Once you’re confident that your model can fit complex analytic forms such as the Rastrigin test function above, you are ready to start testing it on real reinforcement learning environments. Running these analytic tests allows ensures that your model is capable of approximating complex functions.

5b. Start Simple

You’re now ready to transition your RL model to an environment! But before you evaluate your model on complex environments, for instance, with a state space of 17 dimensions [1], perhaps it would be better to start your evaluation procedure in an environment with just 4 [1]?

This is the second recommendation of this tip: start with simple environments for evaluating your model, for the following reasons:

(i) They will (generally) run faster and require less computing resources.

(ii) They will (generally) be less susceptible to the "curse of dimensionality" [2].

The OpenAI Gym CartPole-v1 environment is an example of a good starting environment, since its state space has only 4 dimensions, and its action space has only 1 dimension. Image source: author.
The OpenAI Gym CartPole-v1 environment is an example of a good starting environment, since its state space has only 4 dimensions, and its action space has only 1 dimension. Image source: author.

6. When in Doubt, Look to the (GitHub) Stars

Photo by Astrid Lingnau on Unsplash
Photo by Astrid Lingnau on Unsplash

We’ve all been there. Our RL code isn’t working, and we have no clear idea why, despite countless hours of debugging and evaluating. One possible reason for this is a poor setting of hyperparameters, which can have profound effects on agent performance – sometimes in very subtle ways.

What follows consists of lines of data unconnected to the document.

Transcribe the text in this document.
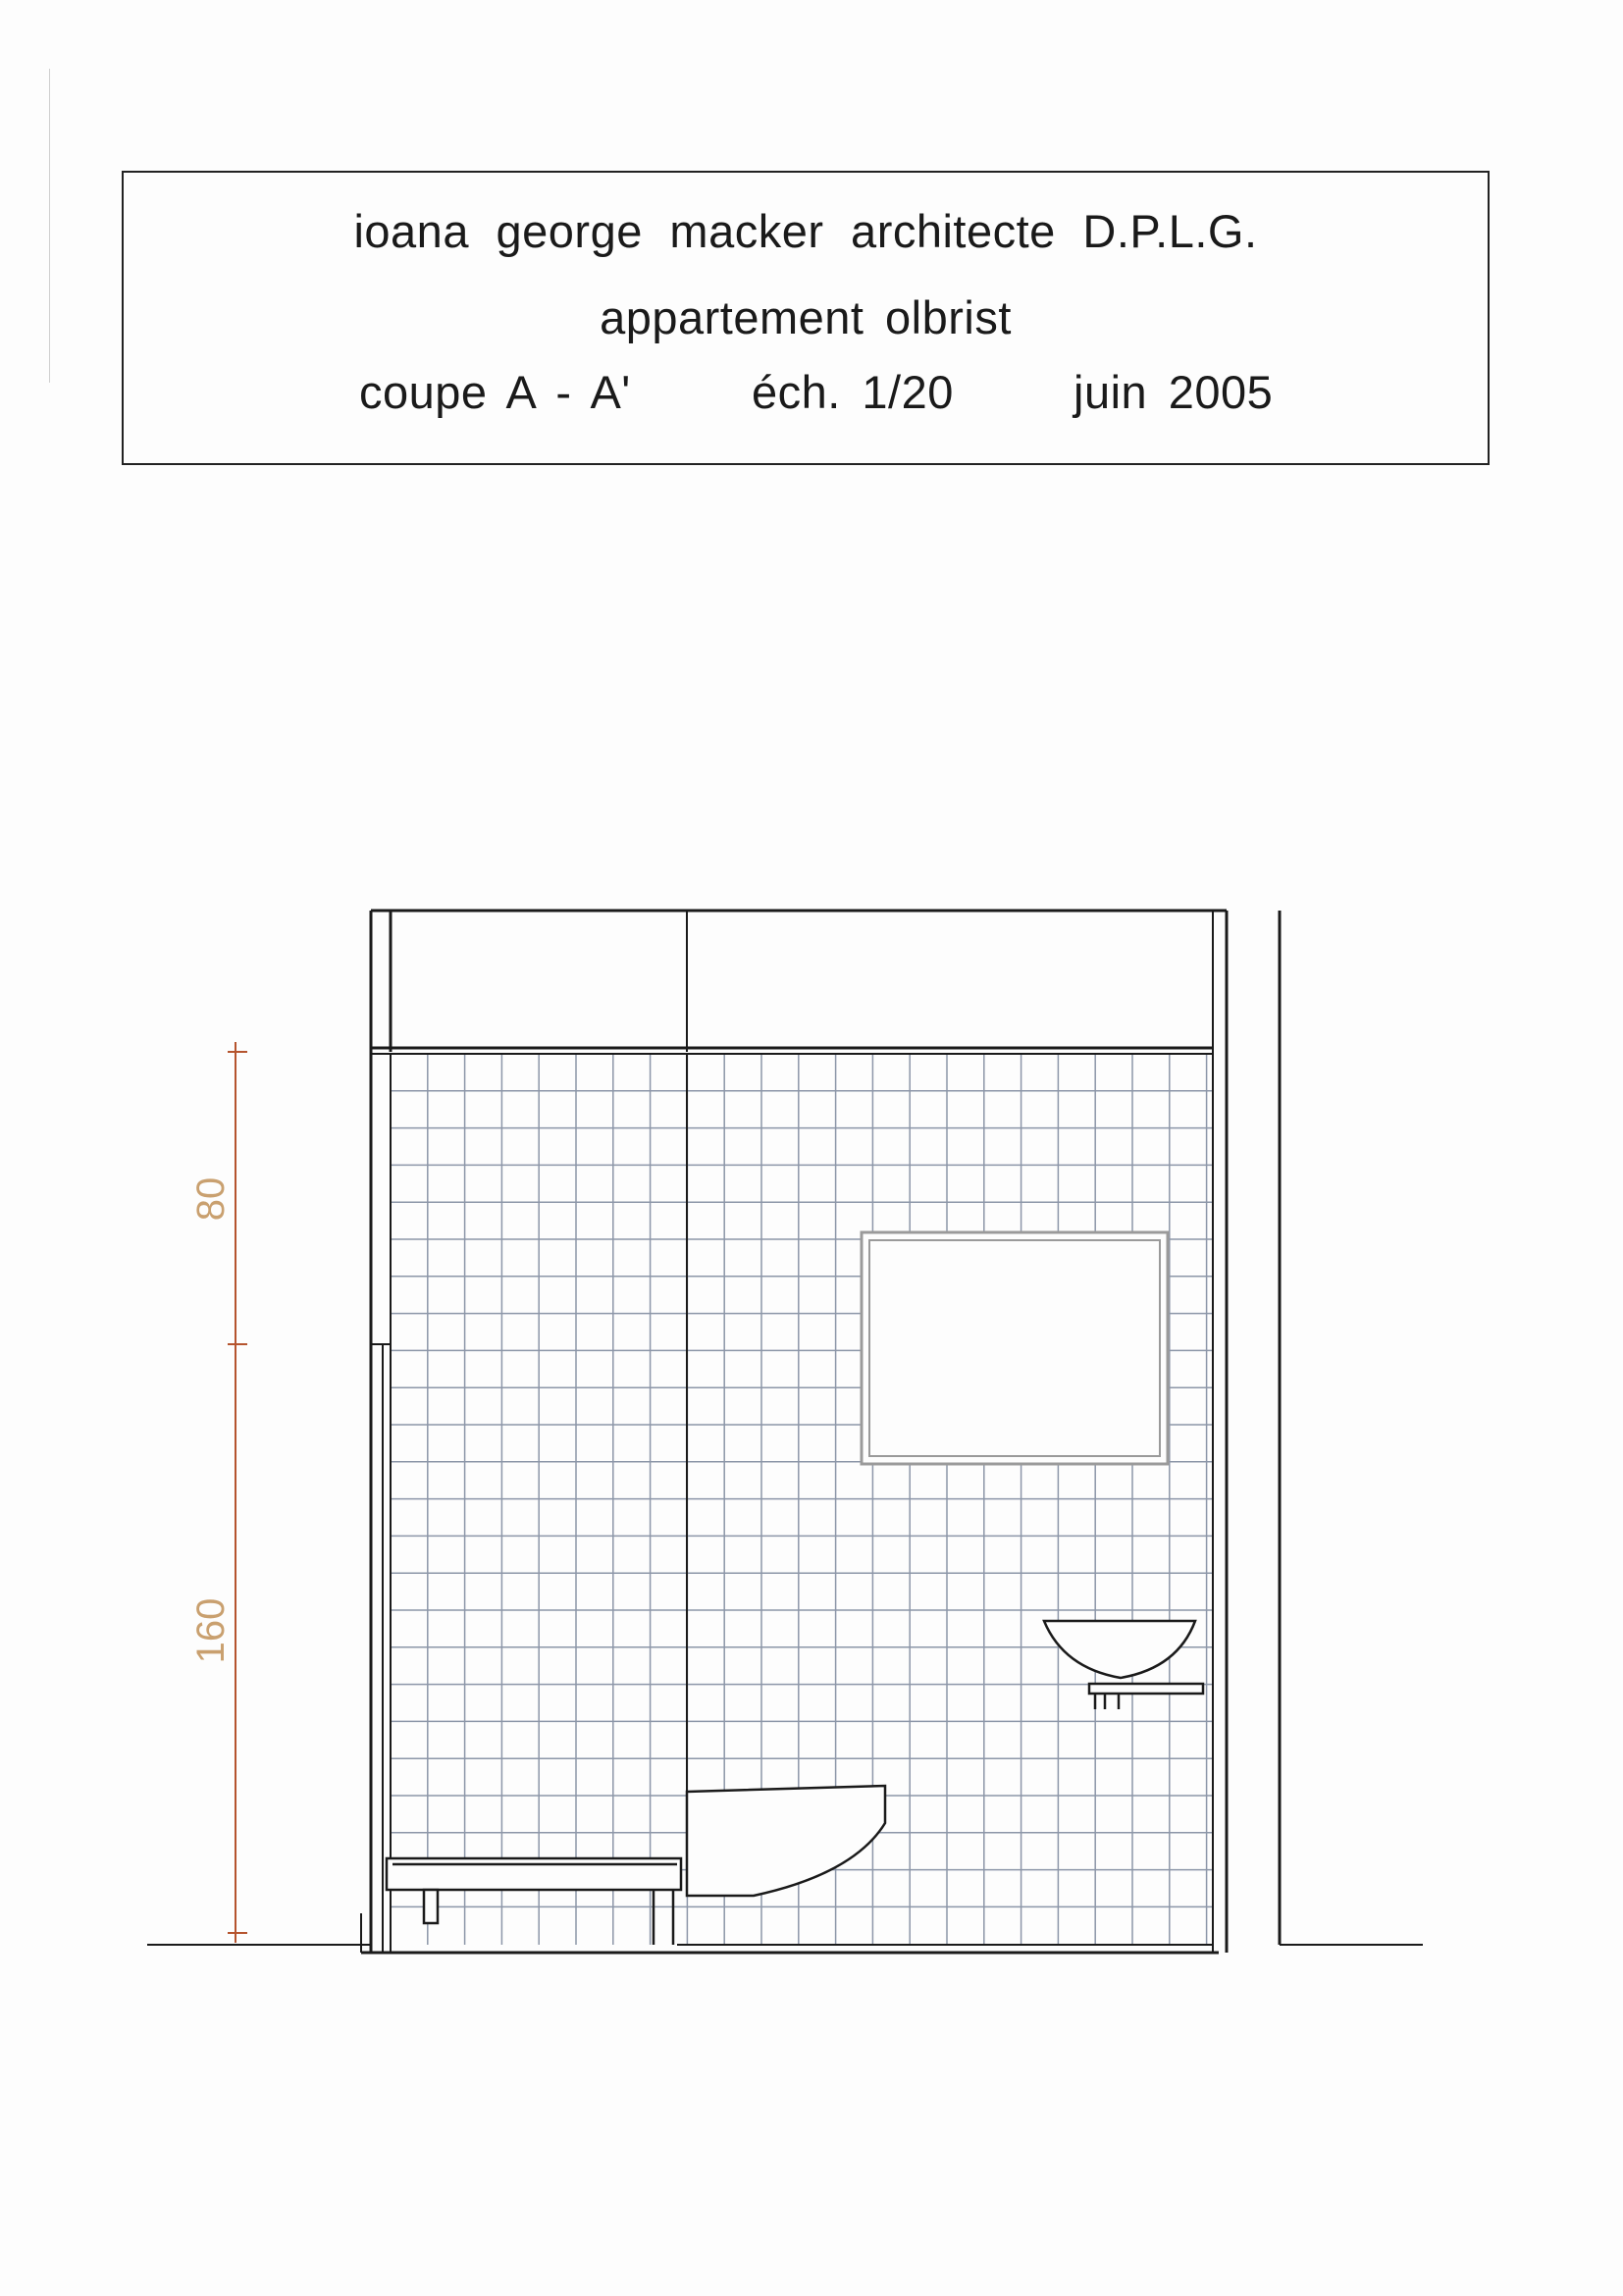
ioana george macker architecte D.P.L.G.
appartement olbrist
coupe A - A'	éch. 1/20	juin 2005
80
160
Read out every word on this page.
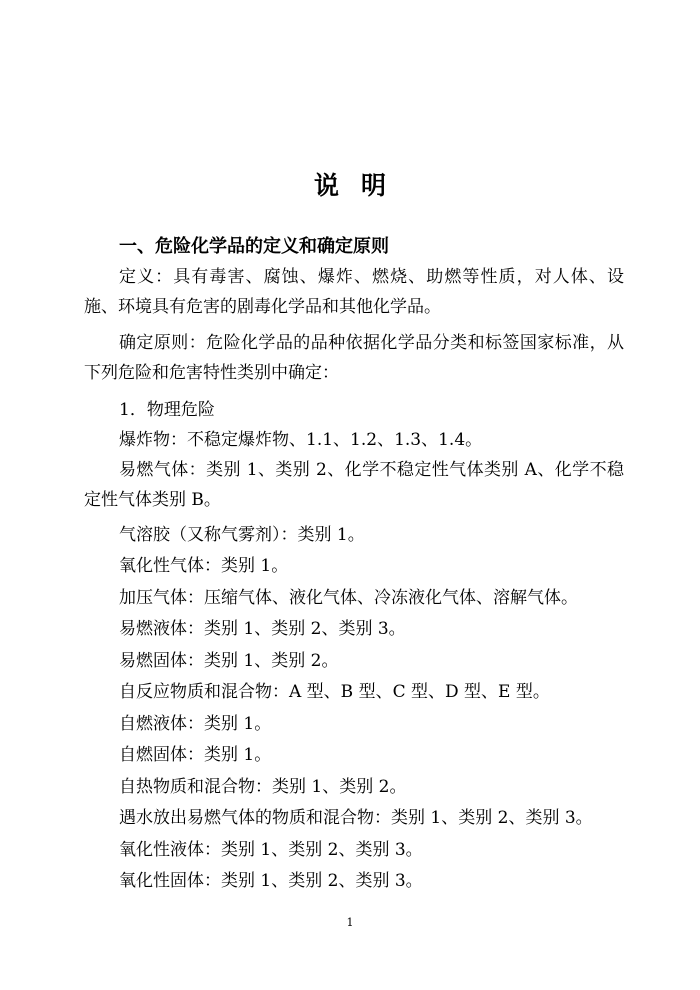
说明
一、危险化学品的定义和确定原则

定义：具有毒害、腐蚀、爆炸、燃烧、助燃等性质，对人体、设施、环境具有危害的剧毒化学品和其他化学品。

确定原则：危险化学品的品种依据化学品分类和标签国家标准，从下列危险和危害特性类别中确定：

1．物理危险

爆炸物：不稳定爆炸物、1.1、1.2、1.3、1.4。

易燃气体：类别 1、类别 2、化学不稳定性气体类别 A、化学不稳定性气体类别 B。

气溶胶（又称气雾剂）：类别 1。

氧化性气体：类别 1。

加压气体：压缩气体、液化气体、冷冻液化气体、溶解气体。

易燃液体：类别 1、类别 2、类别 3。

易燃固体：类别 1、类别 2。

自反应物质和混合物：A 型、B 型、C 型、D 型、E 型。

自燃液体：类别 1。

自燃固体：类别 1。

自热物质和混合物：类别 1、类别 2。

遇水放出易燃气体的物质和混合物：类别 1、类别 2、类别 3。

氧化性液体：类别 1、类别 2、类别 3。

氧化性固体：类别 1、类别 2、类别 3。

1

When in doubt, look around at what’s worked before, and see how your RL configurations, particularly hyperparameter configurations, compare to tried and tested configurations that your fellow RL colleagues have discovered. Here are just a few benchmark resources that may be helpful for this task:

  1. Spinning Up (OpenAI)
  2. OpenAI Baselines
  3. Ray/RLlib RL-Experiments
  4. Stable Baselines
  5. TensorFlow-Agents Benchmarks

Additionally, if you’re using a reinforcement learning package, such as RLlib or TensorFlow-Agents, many of the default parameters that come with your RL classes were selected for a reason! Unless you have a strong reason to change the default parameters, those default parameters were likely chosen to help you build a successful model with little modification needed 🙂

Summary

Photo by Adam Lukomski on Unsplash
Photo by Adam Lukomski on Unsplash

Congrats, you made it, and thanks so much for reading! In this article, we talked about the importance of running high-fidelity, scientifically-rigorous experiments in deep reinforcement learning, and some methods through which we can achieve this. Here’s to running higher-fidelity, more reproducible, and more explainable RL experiments!

Again, if you have tips and tricks of your own that you’d like to share, please comment them below!

Acknowledgments

A special thanks to my mentors at MIT Distributed Robotics Laboratory for teaching me these tips. Learning about these techniques has been truly invaluable and has made me a far better researcher.

Thanks for reading 🙂 Please follow me for more articles on reinforcement learning, computer vision, programming, and optimization!

References

[1] Brockman, Greg, et al. "Openai gym." arXiv preprint arXiv:1606.01540 (2016).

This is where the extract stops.